Don't worry, I don't think they use tracking numbers, but their shipping is VERY fast.


----------



## zeroxorxdiexskater (May 19, 2009)

today is the 5th day and my last v-cube came in 4


----------



## Vulosity (May 19, 2009)

Allow up to 8 days for it to arrive.


----------



## dougbenham (May 19, 2009)

I actually just ordered a 5x5 recently and today I got an e-mail with a title, "UPS Ship Notification, Tracking Number xxxxxxxxxxxx", and a body including, "This message was sent to you at the request of VERDES INNOVATIONS S.A to notify you that the electronic shipment information below has been transmitted to UPS..."


----------



## zeroxorxdiexskater (May 19, 2009)

wow i just got that email not too long ago but i hadnt checked it at all today.
anyway so its been 5 days since processing and its still in greece...............grr


----------



## Poke (May 19, 2009)

Lot of orders lately... Why get angry after 5 days? I am usually happy with 2 weeks. Just forget about it and it will arrive quicker. One of Murphy's laws, I think.


----------



## zeroxorxdiexskater (May 19, 2009)

im not really mad about it being 5 days i just thought it had already been shipped and close by now, just a disappointment


----------



## Thieflordz5 (May 22, 2009)

Yeah, they should email you something with the tracking number...
I hope mine arrive soon... I want to get them before school is over for me...


----------



## Neo63 (May 22, 2009)

zeroxorxdiexskater said:


> im not really mad about it being 5 days i just thought it had already been shipped and close by now, just a disappointment



yeah same happened to me, but still, a week of shipping isnt that bad


----------



## jcuber (May 22, 2009)

I got a tracking number, and I expect it to arrive the 26th.


----------



## Nuceria (May 24, 2009)

it took an annoyingly long time for them to ship it, but once they did, i got an email from ups saying that it would be here the 26th as well.


----------



## SnappleXXL (May 24, 2009)

I ordered a v-cube , once your order has been shipped you get a ups tracking number email. Keep that.


----------



## byu (May 25, 2009)

I ordered Thursday, it's been 4 days and they haven't shipped a tracking number yet? Is this something to worry about?


----------



## daeyoungyoon (May 25, 2009)

byu said:


> I ordered Thursday, it's been 4 days and they haven't shipped a tracking number yet? Is this something to worry about?



I ordered Weds :confused:

Edit: I guess they have a lot of orders so it will take some time?


----------



## byu (May 25, 2009)

Yeah, the sale means that there's a lot of orders.

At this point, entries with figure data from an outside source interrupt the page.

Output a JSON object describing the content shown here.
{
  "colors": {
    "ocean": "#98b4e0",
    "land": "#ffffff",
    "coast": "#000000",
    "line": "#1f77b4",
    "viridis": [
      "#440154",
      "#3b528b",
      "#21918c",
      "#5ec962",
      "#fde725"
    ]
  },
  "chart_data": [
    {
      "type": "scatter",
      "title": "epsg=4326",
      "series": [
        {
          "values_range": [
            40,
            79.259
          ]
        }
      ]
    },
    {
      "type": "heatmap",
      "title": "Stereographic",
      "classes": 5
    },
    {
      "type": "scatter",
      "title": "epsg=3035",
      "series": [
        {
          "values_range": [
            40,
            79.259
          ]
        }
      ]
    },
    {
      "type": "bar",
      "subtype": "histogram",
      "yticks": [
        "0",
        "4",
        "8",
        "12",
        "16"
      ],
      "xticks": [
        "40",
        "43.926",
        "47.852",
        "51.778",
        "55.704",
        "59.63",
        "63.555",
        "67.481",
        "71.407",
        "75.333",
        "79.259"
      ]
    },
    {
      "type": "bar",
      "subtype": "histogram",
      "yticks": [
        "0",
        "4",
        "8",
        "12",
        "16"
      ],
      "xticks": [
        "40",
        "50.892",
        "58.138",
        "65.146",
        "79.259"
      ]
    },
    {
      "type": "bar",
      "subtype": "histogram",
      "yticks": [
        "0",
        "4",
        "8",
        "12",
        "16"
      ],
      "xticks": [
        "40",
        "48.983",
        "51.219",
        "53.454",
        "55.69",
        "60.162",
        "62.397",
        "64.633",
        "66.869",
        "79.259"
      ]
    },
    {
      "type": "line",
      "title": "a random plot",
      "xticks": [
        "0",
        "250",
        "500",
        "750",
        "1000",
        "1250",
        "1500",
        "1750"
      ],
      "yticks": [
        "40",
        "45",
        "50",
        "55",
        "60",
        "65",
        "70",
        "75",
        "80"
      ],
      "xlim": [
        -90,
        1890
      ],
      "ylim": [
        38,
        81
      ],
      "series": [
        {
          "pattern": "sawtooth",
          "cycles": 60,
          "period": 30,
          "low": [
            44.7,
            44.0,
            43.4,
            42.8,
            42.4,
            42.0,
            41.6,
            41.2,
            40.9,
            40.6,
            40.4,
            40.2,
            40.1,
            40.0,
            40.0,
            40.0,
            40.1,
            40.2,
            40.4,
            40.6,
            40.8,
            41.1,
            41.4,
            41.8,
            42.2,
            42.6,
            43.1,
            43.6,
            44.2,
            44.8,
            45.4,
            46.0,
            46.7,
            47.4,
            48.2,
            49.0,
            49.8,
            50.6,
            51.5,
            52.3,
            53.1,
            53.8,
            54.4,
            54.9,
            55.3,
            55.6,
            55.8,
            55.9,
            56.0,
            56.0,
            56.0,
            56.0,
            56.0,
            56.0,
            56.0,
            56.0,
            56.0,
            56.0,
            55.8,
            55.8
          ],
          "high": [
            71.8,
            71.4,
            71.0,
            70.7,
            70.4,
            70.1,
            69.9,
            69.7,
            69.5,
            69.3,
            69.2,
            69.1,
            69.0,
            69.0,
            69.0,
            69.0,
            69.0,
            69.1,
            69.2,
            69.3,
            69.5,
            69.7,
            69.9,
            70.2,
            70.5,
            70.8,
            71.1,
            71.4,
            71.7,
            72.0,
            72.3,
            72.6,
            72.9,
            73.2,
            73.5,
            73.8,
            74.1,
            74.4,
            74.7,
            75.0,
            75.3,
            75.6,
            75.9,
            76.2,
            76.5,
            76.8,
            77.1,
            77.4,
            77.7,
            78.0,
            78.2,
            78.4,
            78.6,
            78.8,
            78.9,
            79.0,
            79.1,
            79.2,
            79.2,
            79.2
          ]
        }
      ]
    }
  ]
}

But giving it 8 days, we have:

Friday, Saturday, Monday(Maybe?), Tuesday, Wednesday, Thursday, Friday, Saturday

So if it doesn't arrive by Saturday, I'll get worried.


----------



## daeyoungyoon (May 26, 2009)

Just got my tracking number  it says may 29th!! can't wait lol

@byu
I'm guessing you should be getting yours soon if you already haven't since you ordered a day after me.

EDIT: Weird.....on my email it says 29th but on the ups site tracking information, it says 28th.


----------



## byu (May 26, 2009)

Got the tracking number! Will arrive Monday June 1st


----------



## V-te (Sep 10, 2009)

I still need mine... Grr....=/=/


----------



## LNZ (Sep 10, 2009)

I have ordered two V-Cubes, a V5 and V7.

V7: Took 11 days. V5: Took 7 days.

Shipping from Greece to Australia.


----------